A bothersome feature of many physical measurements is the presence of a background signal (commonly called "noise"). In Part 2.2.4 of the experiment, some light that reflects off the apparatus or from neighboring stations strikes the photometer even when the direct beam is blocked. In addition, due to electronic drifts, the photometer does not generally read 0.0 mV even in a dark room. It is necessary, therefore, to subtract off this background level from the data to obtain a valid measurement. Suppose the measured background level is 4.9 mV. A signal of 20.3 mV is measured at a distance of 29.5 mm and 17 mV is measured at 33 mm. Correct the data for background and normalize the data to the maximum value. What is the normalized corrected value at 33 mm?

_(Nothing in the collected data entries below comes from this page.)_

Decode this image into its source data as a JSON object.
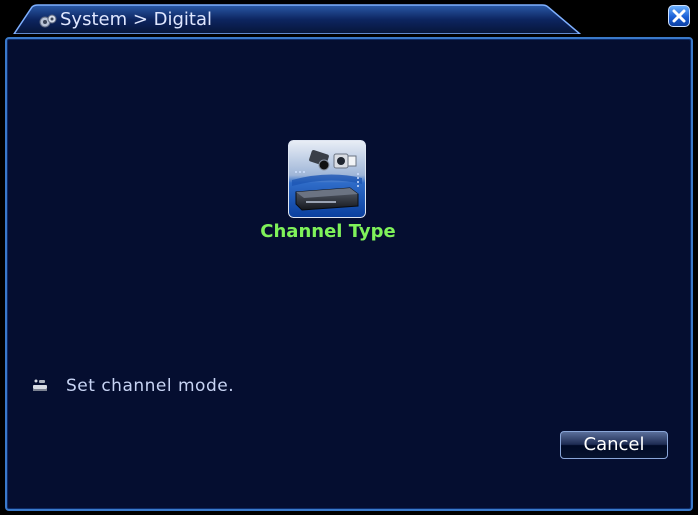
{
  "window": {
    "title": "System > Digital",
    "title_icon": "gear-icon",
    "close_icon": "close-icon"
  },
  "main": {
    "channel_type": {
      "label": "Channel Type",
      "icon": "camera-dvr-icon"
    },
    "hint": {
      "icon": "info-icon",
      "text": "Set channel mode."
    }
  },
  "footer": {
    "cancel_label": "Cancel"
  },
  "colors": {
    "background": "#050e30",
    "border": "#3a79c9",
    "label_green": "#7ff25a",
    "text": "#c8d4f4"
  }
}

The background-corrected light measurement at 29.5 mm is 20.3 - 4.9 = 15.4 mV
The corrected light measurement at 33 mm is 17.0 - 4.9 = 12.1 mV
You need the maximum signal to normalize the data. You have not provided that data.
12.1/15.4= .785
^from drwls's answer above
To correct the data for background, you need to subtract the measured background level from the measured signal. In this case, the background level is 4.9 mV.

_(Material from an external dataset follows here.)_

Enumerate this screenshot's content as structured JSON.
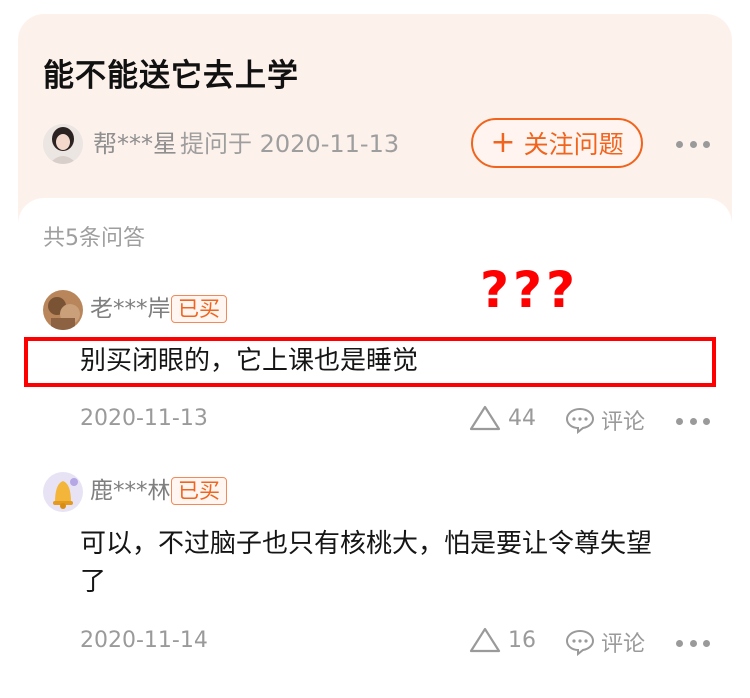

For the measurement at 33 mm, the measured signal is 17 mV. To correct for background, subtract the background level from the measured signal:
Corrected signal at 33 mm = 17 mV - 4.9 mV = 12.1 mV
To normalize the data to the maximum value, you need to divide each corrected signal by the maximum signal value among all the measurements. In this case, the maximum measured signal is 20.3 mV.
Normalized corrected value at 33 mm = (Corrected signal at 33 mm) / (Maximum measured signal) = 12.1 mV / 20.3 mV = 0.596 = 59.6% (rounded to the nearest decimal place)
Therefore, the normalized corrected value at 33 mm is approximately 59.6%.